The measure will hit 670,000 council and housing association tenants – a third of all working-age housing benefit claimants in the social rented sector across Great Britain.
Each claimant is expected to lose an average of £13 a week if the Government succeeds in introducing the measure in 2013.
The DWP has suggested that households seeing their benefit reduced – by up to 15% for those with one "spare" room and up to 25% for two or more "spare" rooms – should "move to accommodation which better reflects the size and composition of their household" – or make up the shortfall from other income sources.
But National Housing Federation research shows that while about 180,000 social tenants in England are "under-occupying" two-bedroom homes, and will therefore come under pressure to downsize to one-beds, just 68,000 one-bed social homes became available for letting in a single year (2009/10).
The significant shortfall in available properties, which are also in high demand from people on housing waiting lists, suggests many families will struggle to move within the social sector.
The DWP’s own impact assessment admits there is a "mismatch" between properties in the social sector and household size – suggesting many people would see a cut in their housing benefit with no prospect of being able to move to a smaller home.
The assessment says: "In many areas this mismatch could mean that there are insufficient properties to enable tenants to move to accommodation of an appropriate size even if tenants wished to move and landlords were able to facilitate this movement."
It adds that people facing benefit cuts but unable to move to a smaller property in their neighbourhood "may have to look further afield… or move to the private sector".
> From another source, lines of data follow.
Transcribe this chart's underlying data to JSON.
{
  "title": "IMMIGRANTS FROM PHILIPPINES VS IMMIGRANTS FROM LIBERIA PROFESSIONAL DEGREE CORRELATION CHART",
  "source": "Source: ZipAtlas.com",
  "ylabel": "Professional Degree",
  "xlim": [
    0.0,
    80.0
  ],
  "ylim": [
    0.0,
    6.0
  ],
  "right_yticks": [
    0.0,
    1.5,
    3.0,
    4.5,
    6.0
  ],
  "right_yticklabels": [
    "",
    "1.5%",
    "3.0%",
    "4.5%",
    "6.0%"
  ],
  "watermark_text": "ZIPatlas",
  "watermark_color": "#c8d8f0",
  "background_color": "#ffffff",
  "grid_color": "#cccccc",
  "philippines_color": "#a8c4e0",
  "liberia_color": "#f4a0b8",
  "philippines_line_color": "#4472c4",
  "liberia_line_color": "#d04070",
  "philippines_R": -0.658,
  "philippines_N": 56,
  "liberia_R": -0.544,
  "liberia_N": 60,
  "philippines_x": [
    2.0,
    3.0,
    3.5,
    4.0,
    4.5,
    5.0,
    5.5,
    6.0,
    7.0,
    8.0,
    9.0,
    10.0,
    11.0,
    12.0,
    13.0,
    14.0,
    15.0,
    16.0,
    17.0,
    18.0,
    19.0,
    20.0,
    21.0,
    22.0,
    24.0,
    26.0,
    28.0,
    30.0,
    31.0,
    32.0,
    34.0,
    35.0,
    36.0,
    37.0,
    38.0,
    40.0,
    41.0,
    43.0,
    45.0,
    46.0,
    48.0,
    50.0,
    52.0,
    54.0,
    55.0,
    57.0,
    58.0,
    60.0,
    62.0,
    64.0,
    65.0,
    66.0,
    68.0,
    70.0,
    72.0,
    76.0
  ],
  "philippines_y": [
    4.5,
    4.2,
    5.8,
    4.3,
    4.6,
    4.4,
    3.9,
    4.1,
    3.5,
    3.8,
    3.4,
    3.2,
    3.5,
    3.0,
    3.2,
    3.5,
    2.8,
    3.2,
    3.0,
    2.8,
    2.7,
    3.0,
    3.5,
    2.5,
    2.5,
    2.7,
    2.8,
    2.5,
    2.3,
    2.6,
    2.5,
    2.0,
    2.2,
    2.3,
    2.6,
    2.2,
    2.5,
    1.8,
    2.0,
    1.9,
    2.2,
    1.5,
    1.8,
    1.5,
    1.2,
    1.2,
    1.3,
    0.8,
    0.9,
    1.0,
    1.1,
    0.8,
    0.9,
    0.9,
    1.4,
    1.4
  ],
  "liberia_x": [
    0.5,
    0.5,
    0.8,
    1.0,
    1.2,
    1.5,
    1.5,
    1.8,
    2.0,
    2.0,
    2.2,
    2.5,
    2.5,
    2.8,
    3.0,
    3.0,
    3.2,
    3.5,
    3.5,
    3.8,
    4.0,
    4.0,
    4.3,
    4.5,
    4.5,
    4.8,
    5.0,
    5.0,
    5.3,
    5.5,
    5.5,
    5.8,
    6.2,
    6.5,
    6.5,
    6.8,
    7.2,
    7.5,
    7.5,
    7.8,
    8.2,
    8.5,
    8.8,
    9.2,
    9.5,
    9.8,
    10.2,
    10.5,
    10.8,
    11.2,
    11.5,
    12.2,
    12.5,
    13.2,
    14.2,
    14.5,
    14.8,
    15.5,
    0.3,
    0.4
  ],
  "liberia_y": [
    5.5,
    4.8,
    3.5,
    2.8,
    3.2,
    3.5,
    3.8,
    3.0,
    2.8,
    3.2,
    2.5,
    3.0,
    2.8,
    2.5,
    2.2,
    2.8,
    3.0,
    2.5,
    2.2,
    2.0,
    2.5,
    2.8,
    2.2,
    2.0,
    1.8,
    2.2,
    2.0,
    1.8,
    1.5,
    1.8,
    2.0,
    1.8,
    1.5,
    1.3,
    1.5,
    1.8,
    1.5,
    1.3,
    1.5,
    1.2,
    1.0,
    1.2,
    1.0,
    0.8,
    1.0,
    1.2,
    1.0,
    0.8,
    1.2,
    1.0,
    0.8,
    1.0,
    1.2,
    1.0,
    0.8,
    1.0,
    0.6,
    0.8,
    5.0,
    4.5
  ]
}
But every tenant moving to the private rented sector will cost the taxpayer more in additional housing benefit.
Housing associations up and down the country are already making efforts to help people in larger properties who want to move to a smaller home to do so.
But this measure is punitive, very poorly targeted and would unfairly punish tenants whose children have grown up and left home, according to the Federation.
It risks uprooting people from the places where they have family and friends, and could lead to public money being wasted as some 108,000 households living in properties adapted for people with disabilities are faced with moving and requiring fresh adaptations to their new properties.
Federation chief executive David Orr said: "The cuts to housing benefit for households deemed by the Government to be ‘under-occupying’ are extremely harsh and could effectively compel thousands of people to lose their homes.
"As a result of these changes, thousands of couples are no longer able to offer their grown-up children a room to stay in should their circumstances change, and many single parents will be pushed away from friends, relatives and support networks.
"Of course ‘under-occupation’ in the social housing sector should be tackled. But slashing people’s housing benefit and pushing them into poverty is not the answer."